Leurs voix prenaient un rythme plus détendu, les échanges devenaient naturels. Mathis racontait ses anecdotes de voyages, les lieux qu’il avait visités, et Elior écoutait, murmurant parfois des réactions ou des questions timides.
— Et les moulins à vent… c’est vrai qu’ils tournent avec le vent ? demanda-t-il.
— Oui, exactement, répondit Mathis. Et parfois, tu peux entendre le bruit des pales dans le vent… c’est un son très apaisant.
— J’aimerais… entendre ça un jour… murmura Elior.
— Peut-être que tu pourras… un jour… dit Mathis doucement. Pour l’instant, tu peux imaginer. Et je pourrai continuer à te raconter des choses si tu veux.
— Oui… murmura Elior. J’aimerais ça…
Un silence confortable s’installa. Ni l’un ni l’autre ne se sentait obligé de remplir chaque instant par des mots. C’était suffisant de simplement parler, de partager un espace de confiance à travers le combiné.
— Je suis content… murmura Elior. De parler à quelqu’un comme toi… je ne sais pas pourquoi… mais c’est… rassurant.
— Moi aussi, répondit Mathis. Et je suis content que tu m’aies laissé parler de tes voyages… et de tes rêves.
Elior soupira doucement, comme si un poids venait de s’alléger un peu.
— Merci… murmura-t-il. Je vais essayer… de ne pas rester enfermé dans ma vie comme avant… de voir un peu plus…
Mathis sentit un mélange de soulagement et d’inquiétude. Elior restait mystérieux, mais c’était un premier pas.
— On peut continuer à parler demain, si tu veux, proposa Mathis. Et tu pourras me poser des questions sur ce que tu veux, je te raconterai.

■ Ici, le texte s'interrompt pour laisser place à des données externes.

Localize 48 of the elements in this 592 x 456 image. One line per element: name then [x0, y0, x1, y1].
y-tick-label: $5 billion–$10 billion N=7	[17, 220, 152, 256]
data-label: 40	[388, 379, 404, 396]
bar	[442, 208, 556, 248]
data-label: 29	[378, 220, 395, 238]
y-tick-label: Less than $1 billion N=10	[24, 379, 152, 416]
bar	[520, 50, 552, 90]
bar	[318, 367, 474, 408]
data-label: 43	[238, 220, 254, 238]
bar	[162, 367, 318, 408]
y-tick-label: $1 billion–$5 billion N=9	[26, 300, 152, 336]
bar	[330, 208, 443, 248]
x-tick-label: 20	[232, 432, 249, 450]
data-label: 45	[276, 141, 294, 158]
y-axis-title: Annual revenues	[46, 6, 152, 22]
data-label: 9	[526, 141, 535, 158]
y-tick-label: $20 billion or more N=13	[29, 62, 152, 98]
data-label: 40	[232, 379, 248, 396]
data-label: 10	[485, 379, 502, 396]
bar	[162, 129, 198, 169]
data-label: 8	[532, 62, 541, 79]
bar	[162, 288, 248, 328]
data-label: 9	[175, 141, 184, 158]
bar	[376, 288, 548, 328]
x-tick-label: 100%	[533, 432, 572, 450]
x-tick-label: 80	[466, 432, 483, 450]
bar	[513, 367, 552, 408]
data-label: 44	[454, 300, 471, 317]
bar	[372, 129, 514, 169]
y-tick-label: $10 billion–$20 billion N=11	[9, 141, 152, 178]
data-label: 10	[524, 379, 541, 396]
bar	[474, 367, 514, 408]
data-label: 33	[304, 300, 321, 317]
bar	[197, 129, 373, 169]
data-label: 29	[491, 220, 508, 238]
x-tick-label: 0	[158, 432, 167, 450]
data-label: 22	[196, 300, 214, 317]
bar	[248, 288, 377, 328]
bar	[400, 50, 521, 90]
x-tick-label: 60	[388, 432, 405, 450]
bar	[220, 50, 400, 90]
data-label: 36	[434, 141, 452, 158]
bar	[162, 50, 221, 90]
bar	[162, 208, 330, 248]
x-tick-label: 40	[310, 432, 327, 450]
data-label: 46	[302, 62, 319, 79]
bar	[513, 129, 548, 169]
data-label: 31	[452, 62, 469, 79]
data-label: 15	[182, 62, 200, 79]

— Oui… murmura Elior. J’aimerais… continuer…
Après quelques échanges supplémentaires, ils raccrochèrent. Mathis resta un moment assis, le téléphone à la main, repensant à la conversation. C’était un lien fragile mais réel, un début de confiance qui, il le sentait, pourrait changer beaucoup de choses.
Quelques minutes plus tard, son téléphone vibra. Un message d’Elior :
"Merci encore… je n’ai jamais parlé comme ça à personne."
Mathis sourit, son cœur battant un peu plus vite. Il répondit :
"C’est normal… tu peux me parler quand tu veux. On est là pour ça."
Les SMS continuèrent, courts mais réguliers, permettant à Elior de partager ses impressions, ses pensées et ses questions. Chaque message renforçait le lien, créait une complicité silencieuse et un espace sûr pour Elior.
— Il commence à s’ouvrir… murmura Mathis en relisant le fil de discussion. C’est peu, mais c’est important…
Et dans le silence de sa chambre, entre les notes sur les disparitions et les observations sur la ville, Mathis sentit pour la première fois une lueur d’espoir : peut-être qu’Elior pourrait trouver un peu de lumière, un peu de confiance… et peut-être qu’ensemble, ils pourraient comprendre ce qui se passait réellement autour d’eux.